For a long time, the origin of Chinese noodles has been an unshakable certainty among gastronomy experts from all over the world. Babylonians and Assyrians have also been pointed to as possible inventors of food, around 2500 BC.
In China, traces of nearly four thousand years have already been discovered. The Venetian merchant Marco Polo (1254-1324) would take macaroni to Italy along with other innovations for European eyes and charm.
Among historians on the subject, however, the version that confirms the origin of pasta is the Italian origin. If Marco Polo would be a carrier of food in 1295, there is already a record in Italy from 1279 of the word “macaronis”, which a Genoese soldier used in the goods for his family.
Another current claim is that macaroni originated from the island of Sicily, 100 years before Marco Polo. According to this version, Sicilians grind wheat and mix it with water and wine, creating “macaruni”.
The confusion may have increased because the food had started to spread to other parts of the country at almost the same time the famous researcher arrived, who is more famous for publishing his travel reports at the end of the 13th of the month. century.
And there are still those who say that the creators of dry pasta are the Arabs, who invaded Sicily between the 9th and 11th centuries and introduced the product to the Italians. Similar to this type of pasta you can prepare three recipes that we recommend in this edition – fettuccine baked in the oven, stuffed with cherry tomatoes and basil gratin and penne with chicken and vegetables.

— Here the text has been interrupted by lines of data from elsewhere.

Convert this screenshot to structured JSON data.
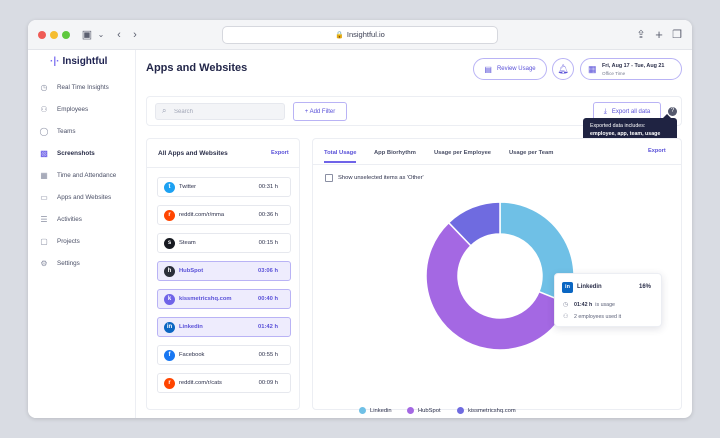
{
  "browser": {
    "url": "Insightful.io"
  },
  "sidebar": {
    "logo": "Insightful",
    "items": [
      {
        "label": "Real Time Insights",
        "icon": "clock-icon"
      },
      {
        "label": "Employees",
        "icon": "users-icon"
      },
      {
        "label": "Teams",
        "icon": "teams-icon"
      },
      {
        "label": "Screenshots",
        "icon": "screenshot-icon"
      },
      {
        "label": "Time and Attendance",
        "icon": "calendar-icon"
      },
      {
        "label": "Apps and Websites",
        "icon": "monitor-icon"
      },
      {
        "label": "Activities",
        "icon": "list-icon"
      },
      {
        "label": "Projects",
        "icon": "briefcase-icon"
      },
      {
        "label": "Settings",
        "icon": "gear-icon"
      }
    ],
    "active_item": "Screenshots"
  },
  "header": {
    "title": "Apps and Websites",
    "review_label": "Review Usage",
    "date_range": "Fri, Aug 17 - Tue, Aug 21",
    "timezone": "Office Time"
  },
  "toolbar": {
    "search_placeholder": "Search",
    "filter_label": "+ Add Filter",
    "export_all_label": "Export all data"
  },
  "tooltip": {
    "line1": "Exported data includes:",
    "line2": "employee, app, team, usage"
  },
  "apps_panel": {
    "title": "All Apps and Websites",
    "export_label": "Export",
    "rows": [
      {
        "name": "Twitter",
        "time": "00:31 h",
        "selected": false,
        "color": "#1da1f2",
        "glyph": "t"
      },
      {
        "name": "reddit.com/r/mma",
        "time": "00:36 h",
        "selected": false,
        "color": "#ff4500",
        "glyph": "r"
      },
      {
        "name": "Steam",
        "time": "00:15 h",
        "selected": false,
        "color": "#171a21",
        "glyph": "s"
      },
      {
        "name": "HubSpot",
        "time": "03:06 h",
        "selected": true,
        "color": "#2b2f3a",
        "glyph": "h"
      },
      {
        "name": "kissmetricshq.com",
        "time": "00:40 h",
        "selected": true,
        "color": "#6f63e8",
        "glyph": "k"
      },
      {
        "name": "Linkedin",
        "time": "01:42 h",
        "selected": true,
        "color": "#0a66c2",
        "glyph": "in"
      },
      {
        "name": "Facebook",
        "time": "00:55 h",
        "selected": false,
        "color": "#1877f2",
        "glyph": "f"
      },
      {
        "name": "reddit.com/r/cats",
        "time": "00:09 h",
        "selected": false,
        "color": "#ff4500",
        "glyph": "r"
      }
    ]
  },
  "chart_panel": {
    "tabs": [
      "Total Usage",
      "App Biorhythm",
      "Usage per Employee",
      "Usage per Team"
    ],
    "active_tab": "Total Usage",
    "export_label": "Export",
    "checkbox_label": "Show unselected items as 'Other'",
    "tip": {
      "name": "Linkedin",
      "percent": "16%",
      "usage_value": "01:42 h",
      "usage_suffix": "is usage",
      "employees": "2 employees used it"
    }
  },
  "chart_data": {
    "type": "pie",
    "donut": true,
    "series": [
      {
        "name": "Linkedin",
        "value": 102,
        "color": "#6fc0e6"
      },
      {
        "name": "HubSpot",
        "value": 186,
        "color": "#a468e3"
      },
      {
        "name": "kissmetricshq.com",
        "value": 40,
        "color": "#6f6be0"
      }
    ],
    "legend": [
      "Linkedin",
      "HubSpot",
      "kissmetricshq.com"
    ],
    "legend_position": "bottom",
    "title": ""
  }
}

As for the types of noodles, or rather, for the shapes of the dough, there are names.
Besides these three mentioned, there are rigatoni, elbow, tie (farfalle), shell and many others. Pasta, still the most popular form today, is the “technical” word for long pasta, which can be cylindrical or tubular – such as spaghetti, angel hair (fidelini capellini) and bucatini – or flat, in ribbons or tubes , which is shared. to two main groups in Italy – tagliatelle or fettuccine.
But, in fact, in the motherland of official macaroni, these types will never be exclusive and open space, and, for variations such as pappardelle, tongue (or bavette), lasagna and others. In turn, the type of flour – durum wheat semolina, light wheat (traditional), whole wheat or wheat – also determines the characteristics of dry pasta, which may or may not contain eggs.
FLOWER AND WATER
Stories of different types, it is not surprising that the poor people are very happy, they are falling on everyone’s lips.
As the techniques of preparation, and recipes of sauces, combinations and accompaniments, have multiplied, become more important, the basic technique remains the same: pasta (“pasta” in Italian) of pasta is with flour and town. water.
Yes, let’s call it pasta and not ignore the real step-by-step that can shorten the path from pan to happiness.
For example, the cooking time, which is usually indicated on the package, will vary depending on the amount of water, the thickness of the pan and the temperature of the fire on the stove. If you don’t usually get the right definition based on your intuition, the best thing is to taste it after five or six minutes of cooking.
Brazilians are not big fans of al dente pasta, but don’t let it turn into porridge. You do not need to add salt to the pasta, because this ingredient is easy to stick to the final taste of the pasta with its presence in the sauce.
Fresh pasta, although it opens up space in the kitchen, is a different chapter, but it goes well. Talk for a while. Now, it’s time to be happy. Go to work and eat.